Light stock (LIGT3) is having a crash session after filing for injunctive redemption
3 min readThe application was filed in the 3rd Business Court of the State of Rio de Janeiro, citing debts of about R$11 billion.
InfoMoney team
Shares of Light (LIGT3) opened 17.20% lower, at R$3.85, and returned to auction at 10:18 am (Brasilia time) in the session on Friday (12) shortly after the company’s announcement. Submit a judicial recovery request.
The application was filed in the 3rd Business Court of the State of Rio de Janeiro, citing a debt of about R$11 billion, seeking to circumvent the legal ban on electric power concessionaires to resort to this system.
In a related fact, the Electricity Company stated that the challenges of its economic and financial situation have worsened despite its recent efforts to equalize it.
This, he said, requires further “urgent action”, to maintain “the maintenance of the services provided under the franchises owned by the Light Group, the continuity in strict compliance with inter-sectoral obligations, the preservation of value and the enhancement of its social function”.
The Light Group is facing a serious financial imbalance in its energy distributor, which is responsible for serving consumers in more than 30 municipalities in Rio de Janeiro, motivated by factors such as difficulties in combating energy theft and returning billionaire sums in tax breaks to consumers.
The situation worsened this year with the approaching maturity of some financial obligations and the company’s difficulty in renewing its debts in the face of doubts about renewing the distribution concession that expires in mid-2026.
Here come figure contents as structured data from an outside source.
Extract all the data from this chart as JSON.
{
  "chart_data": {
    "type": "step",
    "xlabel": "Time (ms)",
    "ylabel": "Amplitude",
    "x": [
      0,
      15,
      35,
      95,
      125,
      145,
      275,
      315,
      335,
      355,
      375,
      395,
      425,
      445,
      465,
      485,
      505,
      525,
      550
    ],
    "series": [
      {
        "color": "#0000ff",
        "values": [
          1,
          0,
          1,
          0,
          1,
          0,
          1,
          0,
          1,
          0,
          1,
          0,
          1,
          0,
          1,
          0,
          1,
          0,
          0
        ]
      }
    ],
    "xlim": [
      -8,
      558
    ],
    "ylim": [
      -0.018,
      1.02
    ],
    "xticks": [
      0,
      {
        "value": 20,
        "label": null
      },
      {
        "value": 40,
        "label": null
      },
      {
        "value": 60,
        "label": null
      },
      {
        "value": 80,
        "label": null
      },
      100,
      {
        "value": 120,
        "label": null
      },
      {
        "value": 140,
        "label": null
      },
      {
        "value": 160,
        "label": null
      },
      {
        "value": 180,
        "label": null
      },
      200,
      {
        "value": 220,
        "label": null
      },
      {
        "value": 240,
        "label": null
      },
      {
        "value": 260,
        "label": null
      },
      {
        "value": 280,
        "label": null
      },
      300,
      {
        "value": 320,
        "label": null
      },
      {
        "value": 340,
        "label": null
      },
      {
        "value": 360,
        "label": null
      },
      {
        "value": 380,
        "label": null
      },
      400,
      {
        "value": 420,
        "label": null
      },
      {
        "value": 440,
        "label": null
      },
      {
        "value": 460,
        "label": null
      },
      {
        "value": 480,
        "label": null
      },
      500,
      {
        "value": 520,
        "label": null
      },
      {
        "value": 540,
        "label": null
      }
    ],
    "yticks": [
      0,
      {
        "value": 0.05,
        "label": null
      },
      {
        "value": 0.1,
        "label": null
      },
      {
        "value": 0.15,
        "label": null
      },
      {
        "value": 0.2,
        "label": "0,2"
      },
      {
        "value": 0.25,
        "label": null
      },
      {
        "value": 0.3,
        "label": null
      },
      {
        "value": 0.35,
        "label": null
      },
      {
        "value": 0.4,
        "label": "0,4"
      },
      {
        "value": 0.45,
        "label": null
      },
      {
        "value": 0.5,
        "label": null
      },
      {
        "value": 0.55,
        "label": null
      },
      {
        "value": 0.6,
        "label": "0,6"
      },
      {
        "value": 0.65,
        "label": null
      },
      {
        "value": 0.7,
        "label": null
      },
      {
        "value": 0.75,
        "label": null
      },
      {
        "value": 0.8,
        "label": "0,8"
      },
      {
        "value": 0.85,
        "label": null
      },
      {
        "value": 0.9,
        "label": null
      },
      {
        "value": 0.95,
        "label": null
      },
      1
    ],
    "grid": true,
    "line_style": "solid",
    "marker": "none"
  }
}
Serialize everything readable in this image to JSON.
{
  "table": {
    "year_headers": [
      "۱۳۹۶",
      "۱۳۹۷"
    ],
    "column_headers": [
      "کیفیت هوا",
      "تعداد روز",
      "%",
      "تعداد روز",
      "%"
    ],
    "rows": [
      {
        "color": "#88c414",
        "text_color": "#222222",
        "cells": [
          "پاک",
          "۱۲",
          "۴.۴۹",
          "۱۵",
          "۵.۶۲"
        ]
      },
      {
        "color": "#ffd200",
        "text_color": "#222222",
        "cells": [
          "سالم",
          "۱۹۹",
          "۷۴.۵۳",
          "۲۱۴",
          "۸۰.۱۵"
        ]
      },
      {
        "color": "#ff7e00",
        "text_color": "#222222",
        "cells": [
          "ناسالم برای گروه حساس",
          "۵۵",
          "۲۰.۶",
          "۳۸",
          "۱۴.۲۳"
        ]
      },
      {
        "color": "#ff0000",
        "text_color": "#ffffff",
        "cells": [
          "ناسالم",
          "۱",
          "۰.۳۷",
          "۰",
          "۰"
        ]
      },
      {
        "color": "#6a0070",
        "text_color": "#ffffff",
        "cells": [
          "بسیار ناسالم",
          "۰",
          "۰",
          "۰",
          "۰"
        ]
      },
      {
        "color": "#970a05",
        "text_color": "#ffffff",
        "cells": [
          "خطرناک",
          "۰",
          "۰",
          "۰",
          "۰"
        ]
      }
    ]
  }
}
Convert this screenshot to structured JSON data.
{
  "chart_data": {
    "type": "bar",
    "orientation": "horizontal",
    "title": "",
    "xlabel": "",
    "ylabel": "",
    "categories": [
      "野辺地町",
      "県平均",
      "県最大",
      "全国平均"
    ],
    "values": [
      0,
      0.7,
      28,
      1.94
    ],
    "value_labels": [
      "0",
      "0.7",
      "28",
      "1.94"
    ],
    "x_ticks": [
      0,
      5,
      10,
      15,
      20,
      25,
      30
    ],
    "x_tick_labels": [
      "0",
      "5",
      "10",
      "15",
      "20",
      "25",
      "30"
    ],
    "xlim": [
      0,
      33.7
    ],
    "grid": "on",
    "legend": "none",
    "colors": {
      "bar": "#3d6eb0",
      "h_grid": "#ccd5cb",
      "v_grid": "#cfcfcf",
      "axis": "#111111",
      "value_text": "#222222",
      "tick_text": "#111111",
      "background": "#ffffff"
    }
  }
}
Light had already obtained an injunction in the Royal Jordanian Court to temporarily suspend his financial obligations and begin mediation with creditors, resorting to new provisions of the bankruptcy law in what lawyers had previously interpreted as a “pre-judicial recovery” procedure.
The request comes to the Royal Jordanian judge despite the existence of Law 12.767/2012, which prohibits concessionaires of public electricity services from resorting to judicial or extrajudicial recovery systems.
According to two sources heard by Reuters, the company resorted to a strategy of filing for bankruptcy at the holding company, not at the energy distributor — a unit that would be subject to the legal ban and would be protected under the arrangement.
This makes it possible to maintain the electricity sector’s payment chain, which has been a source of concern for the government and regulatory agency Aneel. Power distributors are like “boxes”, they have to transfer money collected from the electricity bill to generators and transmitters, for example.
This was the same mechanism used in 2012 by Grupo Rede, which ran a chain of distributors that were later acquired by companies such as Energisa and Equatorial. It was this case that led to the approval of the law that today prevents energy distributors from filing for injunctive recovery.
To Reuters, the Secretary of State of the Civic House of Rio de Janeiro, Nicola Michoni, said that the state trusts to maintain the provision of services by Light. “We understand that, for the time being, financial problems must be resolved within the scope of the operation, through mediation with financial creditors, and that the provision of services must continue in a regular manner to the population of Rio de Janeiro, industry, and services,” Michoni said.
The alternative should Light fail to achieve judicial recovery or agree with creditors would be Aneel’s intervention. However, this could be “painful” for the company, according to the former Light CEO and interventionist in the Grupo Rede case.
Mines and Energy Minister Alexander Silvera said this week that Light had not provided “responses to rise” on its management efficiency, and stated that the government would not allow companies without effective management to participate in the distribution contract renewal process. – something crucial to the continuity of the company.